I was pondering a worship song we were singing at church on Sunday. I thought about the line “…my heart is prone to wander.” Part of me does not like that line, because my life was changed by grace. My sin was confronted and met with forgiveness. My gratitude has me feeling like, “Oh! What an awesome pardon! I love You! I love You!” I relate to the “woman of the night” that washed Jesus’ feet with her tears. I relate to Peter’s reply when Jesus asked the disciples if they were going to abandon Him, too. “Where would we go? You have the very words of life!”

I think of what Jesus has done for me and there’s such a strong feeling of devotion, loyalty and love I want to give that Person. The idea of turning my back on Him is almost outlandish in that context. But I’ve come to accept the line in that song, because I know I’m not the messiah. I’m not perfect. I’m not all that. My heart is prone to wander. It’s arrogant of me to think I would not.

I love Him. There’s no way I’d leave Him, but … in reality, there but for the grace of God go I. I agree with the plea of the song: “Here’s my heart, Lord, take and seal it.” I can’t do this on my own. Even my love and zeal for God has its limits. Even my passion can run dry like a battery that’s been used.
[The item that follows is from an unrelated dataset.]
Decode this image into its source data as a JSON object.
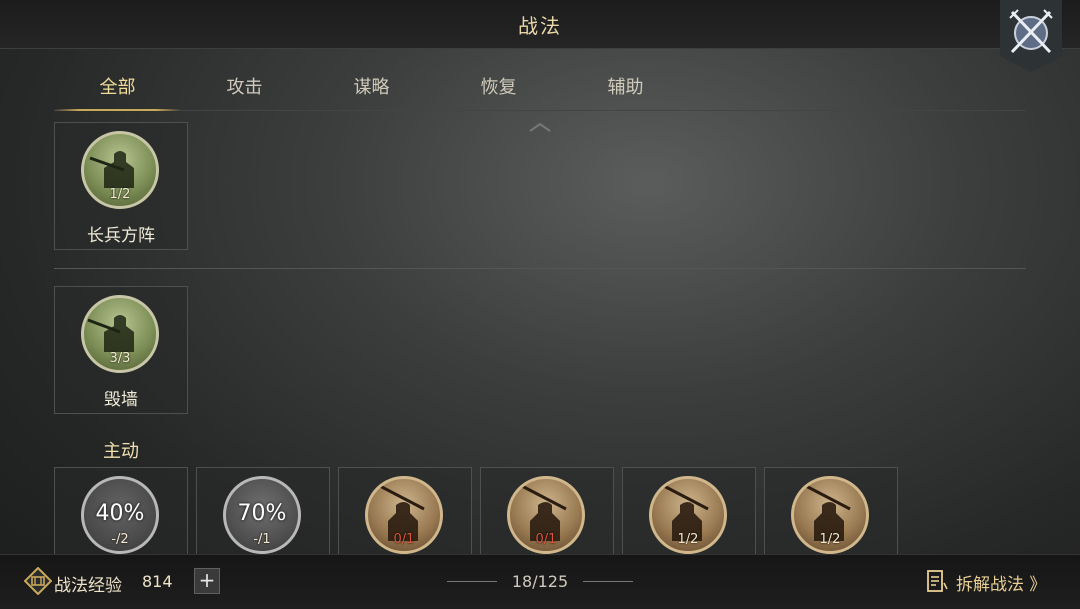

I’m reminded of my love for the Amplified Bible translation, which expounds upon the definitions of the Greek or Hebrew words used in the Bible. The words “believe in” are turned into three phrases:

“cling to”
“trust in”
“rely on”

I must cling to Jesus. Trust in Him and rely on Him. The clinging will help me not to wander. I was reading Psalm 36 and, I tell ya, part of me was going, “Yeah, yeah. I’ve read this before,” but then David says something that stopped me. He starts this song by saying:

“An oracle is within my heart
concerning the sinfulness of the wicked:
There is no fear of God before his eyes.
For in his own eyes he flatters himself…”

We’ve read this kind of thing before, haven’t we? David laments about how the wicked go unpunished or how the wicked are … well, wicked and evil. My mind began to wander. Then he finishes that sentence:

“For in his own eyes he flatter himself too much to detect or hate his sin.”

Whoa! David thought it important to hate sin. It was so important that it’s communicated as if it’s an understood principle. There’s a good way to view temptation and sin: hatred. Take that emotion and anger that is wrongly aimed at other people sometimes and use it to focus in on our own shortcomings, our rebellion, our sin. I like that.